African Burying Grounds Preservation Committee

When the African Burying Ground site used in the 1700s and then forgotten was accidentally uncovered in 2003, the Portsmouth City Council appointed the African Burying Ground Committee and asked the group to determine how best to honor those buried on Chestnut Street. 

The original Committee was comprised of representatives from the Seacoast African American Cultural Center, Portsmouth Black Heritage Trail, Inc. and the Portsmouth community. With the help and support of the community, the City Council, archaeological professionals and a nationally-known design team, they completed the design for the African Burying Ground Memorial ParkWe Stand in Honor of Those Forgotten. The new African Burying Ground Memorial Park was completed in 2015.

African Burying Ground Memorial Park -- The African Burying Ground Memorial Committee has stewarded the memorial park and advocated for the preservation of other historic African and African-American burial sites.

In 2025, the Committee, chaired by Assistant Mayor Joanna Kelly oversaw $31,000 in maintenance work on the Memorial including:

  • The figurative sculptures at the top of State Street were cleaned and recoated with a protectant.
  • The 36 granite inscription panels (the ribbon) were cleaned of soils and accretions and the letters repainted.
  • The silhouette sculptures were cleaned and lightly polished and coated.
  • The stone surfaces on the front face of the terrace were cleaned and repainted
  • Working with a tile installer and Jerome Meadows, the original artist, to repair the Sankofa cover on top of the burial vault

North Cemetery Reburial -- In 2023, the Committee assisted the City with a ceremony of reburial for skeletal remains uncovered during the 2016 restoration of a North Cemetery wall.
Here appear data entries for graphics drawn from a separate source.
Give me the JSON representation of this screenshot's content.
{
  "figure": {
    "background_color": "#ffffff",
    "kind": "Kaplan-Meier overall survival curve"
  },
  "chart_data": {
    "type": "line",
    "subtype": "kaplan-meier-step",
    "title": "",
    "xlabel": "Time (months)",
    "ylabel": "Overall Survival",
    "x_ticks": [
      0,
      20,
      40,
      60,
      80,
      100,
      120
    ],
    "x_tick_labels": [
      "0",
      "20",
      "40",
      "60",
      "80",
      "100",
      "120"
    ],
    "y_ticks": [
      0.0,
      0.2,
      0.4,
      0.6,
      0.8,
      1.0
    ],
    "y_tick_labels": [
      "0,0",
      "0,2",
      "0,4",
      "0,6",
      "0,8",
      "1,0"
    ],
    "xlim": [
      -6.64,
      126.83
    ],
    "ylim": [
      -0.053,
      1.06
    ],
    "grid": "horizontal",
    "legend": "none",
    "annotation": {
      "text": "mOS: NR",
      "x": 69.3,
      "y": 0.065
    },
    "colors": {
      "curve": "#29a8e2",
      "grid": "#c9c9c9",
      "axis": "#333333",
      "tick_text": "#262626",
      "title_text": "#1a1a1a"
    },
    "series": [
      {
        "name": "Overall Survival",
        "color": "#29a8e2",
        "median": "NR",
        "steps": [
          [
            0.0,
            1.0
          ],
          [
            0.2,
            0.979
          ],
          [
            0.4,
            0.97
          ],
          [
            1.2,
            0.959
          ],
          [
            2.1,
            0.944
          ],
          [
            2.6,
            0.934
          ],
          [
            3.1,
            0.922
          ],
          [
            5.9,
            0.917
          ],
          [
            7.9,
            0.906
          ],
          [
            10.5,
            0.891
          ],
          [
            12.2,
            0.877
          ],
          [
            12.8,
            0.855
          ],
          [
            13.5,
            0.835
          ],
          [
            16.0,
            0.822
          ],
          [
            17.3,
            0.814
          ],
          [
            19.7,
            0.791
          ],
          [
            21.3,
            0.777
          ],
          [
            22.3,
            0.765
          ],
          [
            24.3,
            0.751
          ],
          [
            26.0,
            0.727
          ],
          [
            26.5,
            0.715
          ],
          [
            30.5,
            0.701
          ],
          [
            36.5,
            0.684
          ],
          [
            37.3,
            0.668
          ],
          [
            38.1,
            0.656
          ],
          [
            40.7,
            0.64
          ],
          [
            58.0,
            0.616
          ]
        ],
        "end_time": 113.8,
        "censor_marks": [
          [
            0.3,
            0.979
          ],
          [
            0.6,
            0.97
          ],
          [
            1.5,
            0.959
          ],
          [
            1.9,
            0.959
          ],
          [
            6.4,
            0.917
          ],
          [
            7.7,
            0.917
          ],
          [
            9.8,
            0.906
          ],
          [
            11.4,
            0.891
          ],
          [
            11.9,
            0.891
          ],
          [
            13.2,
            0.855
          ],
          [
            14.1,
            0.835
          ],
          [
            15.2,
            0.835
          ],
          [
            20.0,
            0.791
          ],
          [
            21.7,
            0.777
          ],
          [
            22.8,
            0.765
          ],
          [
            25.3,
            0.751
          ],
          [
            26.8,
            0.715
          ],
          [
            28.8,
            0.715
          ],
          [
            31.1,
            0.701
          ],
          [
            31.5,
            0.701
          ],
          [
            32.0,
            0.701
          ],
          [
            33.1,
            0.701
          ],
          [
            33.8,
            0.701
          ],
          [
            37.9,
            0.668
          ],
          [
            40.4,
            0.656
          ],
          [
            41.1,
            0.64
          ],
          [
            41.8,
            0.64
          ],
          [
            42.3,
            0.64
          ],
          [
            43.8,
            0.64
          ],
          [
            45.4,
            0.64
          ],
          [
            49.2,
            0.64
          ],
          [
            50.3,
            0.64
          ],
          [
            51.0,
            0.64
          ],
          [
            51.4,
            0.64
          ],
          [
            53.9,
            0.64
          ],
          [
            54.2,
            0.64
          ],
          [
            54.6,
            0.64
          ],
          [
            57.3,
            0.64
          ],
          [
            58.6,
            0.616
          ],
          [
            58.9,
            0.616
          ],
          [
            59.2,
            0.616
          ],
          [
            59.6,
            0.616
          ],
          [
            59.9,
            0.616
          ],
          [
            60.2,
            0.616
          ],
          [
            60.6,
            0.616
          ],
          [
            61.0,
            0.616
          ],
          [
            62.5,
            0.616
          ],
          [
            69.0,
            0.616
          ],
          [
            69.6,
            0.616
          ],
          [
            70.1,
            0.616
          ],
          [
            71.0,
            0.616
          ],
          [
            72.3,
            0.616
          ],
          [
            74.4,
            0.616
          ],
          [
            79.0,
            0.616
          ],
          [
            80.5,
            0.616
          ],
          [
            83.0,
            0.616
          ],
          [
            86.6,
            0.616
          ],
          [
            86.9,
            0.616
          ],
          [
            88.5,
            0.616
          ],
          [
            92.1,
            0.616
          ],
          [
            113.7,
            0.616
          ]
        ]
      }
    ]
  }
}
Apparently, the original wall had been built over a row of graves. The graves were unmarked and the identity of those buried in them is unknown. Archaeologists mapped the locations of at least 18 burials from the 1800s and collected skeletal remains from the three graves that had been disturbed during the reconstruction. Buried on the margins of the cemetery, they probably lived on the margins in Portsmouth -- as poor, indentured or enslaved individuals.

Dinah Whipple Headstone -- On June 13, 2025, a headstone marking the presumed burial location of Dinah Whipple was ceremoniously dedicated in North Cemetery, adjacent to the headstone of her husband Prince Whipple. In 1781 Dinah was freed on her 21st birthday to marry Prince Whipple, enslaved by William Whipple in the nearby house on Market Street. When Prince died in 1796, he was buried in North Cemetery where his master’s family lies. But when Prince was honored by the GAR in 1908 for his service in the Revolutionary War with a headstone where a simple wooden cross once stood, there was no permanent marker made for Dinah Whipple. In June 2022, two Whipple family descendants: Laurel Yancey (the six-times great granddaughter of Prince and Dinah Whipple) and Tonya Ward Singer (the six-times great grandniece of William and Catherine Whipple), met in person for the first time in Portsmouth to research their interconnected histories together. In June 2023 they walked North Cemetery with Valerie Cunningham whose extensive research on Black History in Portsmouth suggested to her that it was logical that Dinah would have been buried next to her husband near the Whipple plot there. The nearby marked graves of their daughter and granddaughter suggest further proof. In June 2025 the descendants dedicated a headstone for Dinah next to Prince that with help from the City and the Colonial Dames of America in New Hampshire (owners of the Whipple/“Moffatt-Ladd House”) that they arranged to create and install a headstone for Dinah next to Prince. 

The Committee has also discussed other African burial sites including the Langdon Farm.